It must have been springtime. Austria was becoming ‘home,’ to my teenage mind. By that I mean there was a sense of routine to some extent – school, weekends, social life, familiarity. My German was returning to me, those neurones that had sparked into life in my earliest days of life were in full flight. My dreams were now in German.
We piled into the little blue 2CV and drove up into the hills, the four of us. The family – mother, father, sister and I. We left the car and wandered through the forest, between the pines and firs, larches and little stands of birches, growing fast and desperately, soon to be overtaken by the conifers in their slow steady stretch for the sun. Here and there were patches of strawberries, the tangle of a raspberry bush, or a clump of blueberries.
We walked through the forest almost aimlessly. The path meandered into intricate little figures and curves, up over rises and then around little rocks and shallow hollows leading into the eroded bones of the earth. A squirrel ran to mother and chittered angrily at her, as though remonstrating this intrusion into it’s territory. A beetle in blue and black stripes waved it’s curved antennae from it’s impossibly beautiful perch on a moss strewn fallen tree. A dragged foot would scuff up the needles and earth, revealing a rich umani fragrance as though you could scoop up the earth and swallow it.

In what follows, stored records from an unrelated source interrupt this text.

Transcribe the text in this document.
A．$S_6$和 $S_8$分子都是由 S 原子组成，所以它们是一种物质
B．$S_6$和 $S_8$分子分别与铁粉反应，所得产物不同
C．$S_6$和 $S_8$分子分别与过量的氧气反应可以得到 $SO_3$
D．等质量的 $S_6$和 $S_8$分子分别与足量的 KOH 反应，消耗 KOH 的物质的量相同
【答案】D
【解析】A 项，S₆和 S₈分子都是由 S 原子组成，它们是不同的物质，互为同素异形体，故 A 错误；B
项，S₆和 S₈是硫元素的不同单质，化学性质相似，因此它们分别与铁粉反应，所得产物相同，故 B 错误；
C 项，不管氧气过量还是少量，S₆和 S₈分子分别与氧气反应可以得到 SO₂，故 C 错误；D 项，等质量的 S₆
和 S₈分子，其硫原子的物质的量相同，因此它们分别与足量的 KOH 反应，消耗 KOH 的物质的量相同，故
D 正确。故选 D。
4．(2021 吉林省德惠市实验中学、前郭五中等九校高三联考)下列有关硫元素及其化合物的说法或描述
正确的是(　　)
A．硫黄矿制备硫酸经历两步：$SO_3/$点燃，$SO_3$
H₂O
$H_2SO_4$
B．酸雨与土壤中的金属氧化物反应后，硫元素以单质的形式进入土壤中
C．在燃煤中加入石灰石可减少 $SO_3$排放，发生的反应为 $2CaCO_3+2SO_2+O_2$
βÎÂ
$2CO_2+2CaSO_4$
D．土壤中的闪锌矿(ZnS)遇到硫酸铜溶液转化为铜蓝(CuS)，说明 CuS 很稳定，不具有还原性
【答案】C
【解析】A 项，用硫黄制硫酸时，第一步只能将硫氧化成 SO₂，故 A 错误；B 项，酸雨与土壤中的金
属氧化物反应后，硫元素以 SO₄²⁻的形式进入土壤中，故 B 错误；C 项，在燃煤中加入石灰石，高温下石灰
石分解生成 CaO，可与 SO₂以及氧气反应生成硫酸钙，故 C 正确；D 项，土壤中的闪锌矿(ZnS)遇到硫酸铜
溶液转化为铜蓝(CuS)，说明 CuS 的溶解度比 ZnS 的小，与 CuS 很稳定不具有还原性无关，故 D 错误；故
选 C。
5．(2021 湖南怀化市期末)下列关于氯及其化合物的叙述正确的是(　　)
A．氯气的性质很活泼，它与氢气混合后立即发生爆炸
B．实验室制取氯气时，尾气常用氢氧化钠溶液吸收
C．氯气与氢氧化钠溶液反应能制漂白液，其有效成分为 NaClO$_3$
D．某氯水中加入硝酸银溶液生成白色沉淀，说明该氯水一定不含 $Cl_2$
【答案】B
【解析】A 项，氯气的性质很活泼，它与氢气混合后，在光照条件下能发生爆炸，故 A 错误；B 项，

And then we stopped and ate sitting in a little area on tussocks of soft grass and pine needles. We stretched out afterwards on the ground, and looking up at the gently waving canopy above, fell asleep. When I woke, needles tumbled from my hair, and I sat up and saw my family around me, sleeping. I remember how beautiful they all looked, as though I had never seen them before. My family whom I had never thought of in that way, elevated by contentment to an image as though in a classical painting, at least for a moment.
Despite the feeling I may have about how tough life can be, despite memories of angry words, misunderstandings and arguments, I can close my eyes here and now, and remember that awakening on the soft springy forest floor to gaze upon my family lovingly.